Madame Charras. — C'est ce que je m'entêtais à faire comprendre à cette pauvre amie. Mais quand on est amoureux !...

Mademoiselle Cazagnaire. — Si c'est cela l'amour, je me félicite de ne l'avoir jamais éprouvé.

Madame Charras. — Enfin, elle eut de ses trahisons des preuves si directes, si certaines, qu'elle l'a quitté.
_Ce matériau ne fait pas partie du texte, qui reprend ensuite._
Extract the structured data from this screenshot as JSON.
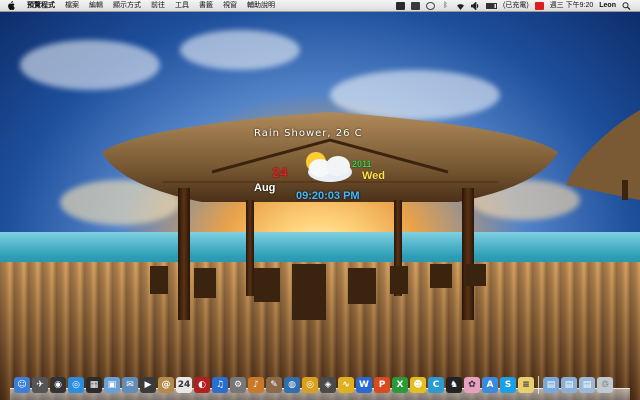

Alors... (iS^ tournant vers mademoiselle Cazagnaire.) Eh bien ! oui, c'est alors que M. de Maxence...

Mademoiselle Cazagnaire. — Ah ! je savais bien !...

Madame de Barbaroux. — Nous le savions.

Madame Charras. — Elle souffrit encore six ans. A la fin, il fallut absolument que j'intervinsse. Ce devenait une liaison. Et M. Brun finissait par avoir des lueurs. Je tentai la démarche que me dictait mon amitié. Ah ! ce fut une conversation bien pénible.

Mademoiselle Cazagnaire. — Mais vous avez fait votre devoir, chère madame.

Madame Charras. — Je le crois. C'est ce sentiment qui me fit marcher sur mes scrupules et mes délicatesses.